A fitness center is interested in finding a 90% confidence interval for the mean number of days per week that Americans who are members of a fitness club go to their fitness center. Records of 219 members were looked at and their mean number of visits per week was 2.4 and the standard deviation was 2.9. Round answers to 3 decimal places where possible.
A. The sampling distribution follows a _______ distribution.
B. With 90% confidence the population mean number of visits per week is between _____ and ______ visits.
C. If many groups of 220 randomly selected members are studied, then a different confidence interval would be produced from each group. About ________ percent of these confidence intervals will contain the true population mean number of visits per week and about__________ percent will not contain the true population mean number of visits per week.

Answer 1

Answer:

A. Normal

B. Between 2.078 and 2.722 visits.

C. About 90 percent of these confidence intervals will contain the true population mean number of visits per week and about 10 percent will not contain the true population mean number of visits per week.

Step-by-step explanation:

Central Limit Theorem

The Central Limit Theorem estabilishes that, for a normally distributed random variable X, with mean $\mu$ and standard deviation $\sigma$, the sampling distribution of the sample means with size n can be approximated to a normal distribution with mean $\mu$ and standard deviation $s = \frac{\sigma}{\sqrt{n}}$.

For a skewed variable, the Central Limit Theorem can also be applied, as long as n is at least 30.

For a proportion p in a sample of size n, the sampling distribution of the sample proportion will be approximately normal with mean $\mu = p$ and standard deviation $s = \sqrt{\frac{p(1-p)}{n}}$

x% confidence interval:

A confidence interval is built from a sample, has bounds a and b, and has a confidence level of x%. It means that we are x% confident that the population mean is between a and b.

Question A:

By the Central Limit Theorem, normal.

Question B:

We have that to find our $\alpha$ level, that is the subtraction of 1 by the confidence interval divided by 2. So:

$\alpha = \frac{1 - 0.9}{2} = 0.05$

Now, we have to find z in the Ztable as such z has a pvalue of $1 - \alpha$.

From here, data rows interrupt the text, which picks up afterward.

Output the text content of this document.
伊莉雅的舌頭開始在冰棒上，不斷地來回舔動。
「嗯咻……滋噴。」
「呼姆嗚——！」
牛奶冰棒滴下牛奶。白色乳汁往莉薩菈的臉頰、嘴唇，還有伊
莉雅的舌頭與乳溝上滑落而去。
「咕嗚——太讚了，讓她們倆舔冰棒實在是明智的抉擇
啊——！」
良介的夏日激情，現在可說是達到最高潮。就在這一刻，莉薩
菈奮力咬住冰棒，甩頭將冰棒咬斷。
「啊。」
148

That is z with a pvalue of $1 - 0.05 = 0.95$, so Z = 1.645.

Now, find the margin of error M as such

$M = z\frac{\sigma}{\sqrt{n}}$

In which $\sigma$ is the standard deviation of the population and n is the size of the sample.

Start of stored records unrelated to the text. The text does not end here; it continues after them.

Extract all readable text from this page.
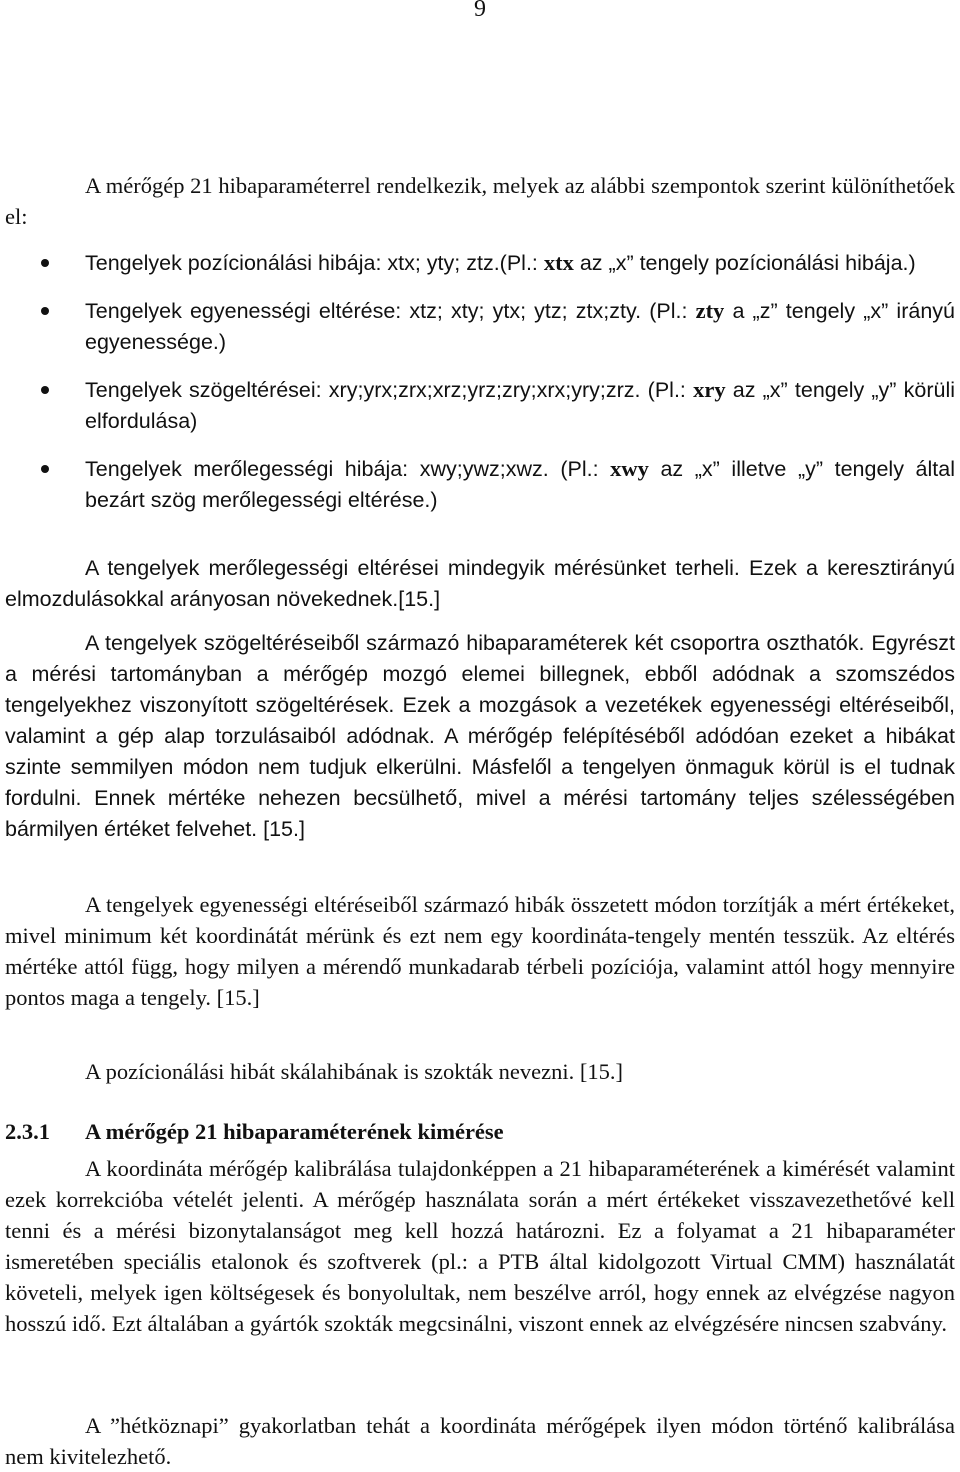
9

A mérőgép 21 hibaparaméterrel rendelkezik, melyek az alábbi szempontok szerint különíthetőek el:

Tengelyek pozícionálási hibája: xtx; yty; ztz.(Pl.: xtx az „x” tengely pozícionálási hibája.)
Tengelyek egyenességi eltérése: xtz; xty; ytx; ytz; ztx;zty. (Pl.: zty a „z” tengely „x” irányú egyenessége.)
Tengelyek szögeltérései: xry;yrx;zrx;xrz;yrz;zry;xrx;yry;zrz. (Pl.: xry az „x” tengely „y” körüli elfordulása)
Tengelyek merőlegességi hibája: xwy;ywz;xwz. (Pl.: xwy az „x” illetve „y” tengely által bezárt szög merőlegességi eltérése.)

A tengelyek merőlegességi eltérései mindegyik mérésünket terheli. Ezek a keresztirányú elmozdulásokkal arányosan növekednek.[15.]

A tengelyek szögeltéréseiből származó hibaparaméterek két csoportra oszthatók. Egyrészt a mérési tartományban a mérőgép mozgó elemei billegnek, ebből adódnak a szomszédos tengelyekhez viszonyított szögeltérések. Ezek a mozgások a vezetékek egyenességi eltéréseiből, valamint a gép alap torzulásaiból adódnak. A mérőgép felépítéséből adódóan ezeket a hibákat szinte semmilyen módon nem tudjuk elkerülni. Másfelől a tengelyen önmaguk körül is el tudnak fordulni. Ennek mértéke nehezen becsülhető, mivel a mérési tartomány teljes szélességében bármilyen értéket felvehet. [15.]

A tengelyek egyenességi eltéréseiből származó hibák összetett módon torzítják a mért értékeket, mivel minimum két koordinátát mérünk és ezt nem egy koordináta-tengely mentén tesszük. Az eltérés mértéke attól függ, hogy milyen a mérendő munkadarab térbeli pozíciója, valamint attól hogy mennyire pontos maga a tengely. [15.]

A pozícionálási hibát skálahibának is szokták nevezni. [15.]

2.3.1 A mérőgép 21 hibaparaméterének kimérése

A koordináta mérőgép kalibrálása tulajdonképpen a 21 hibaparaméterének a kimérését valamint ezek korrekcióba vételét jelenti. A mérőgép használata során a mért értékeket visszavezethetővé kell tenni és a mérési bizonytalanságot meg kell hozzá határozni. Ez a folyamat a 21 hibaparaméter ismeretében speciális etalonok és szoftverek (pl.: a PTB által kidolgozott Virtual CMM) használatát követeli, melyek igen költségesek és bonyolultak, nem beszélve arról, hogy ennek az elvégzése nagyon hosszú idő. Ezt általában a gyártók szokták megcsinálni, viszont ennek az elvégzésére nincsen szabvány.

A ”hétköznapi” gyakorlatban tehát a koordináta mérőgépek ilyen módon történő kalibrálása nem kivitelezhető.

$M = 1.645\frac{2.9}{\sqrt{219}} = 0.322$

The lower end of the interval is the sample mean subtracted by M. So it is 2.4 - 0.322 = 2.078 visits

The upper end of the interval is the sample mean added to M. So it is 2.4 + 0.322 = 2.722 visits.

Between 2.078 and 2.722 visits.

Question c:

90% confidence level, so 90% will contain the true population mean, 100 - 90 = 10% wont.

About 90 percent of these confidence intervals will contain the true population mean number of visits per week and about 10 percent will not contain the true population mean number of visits per week.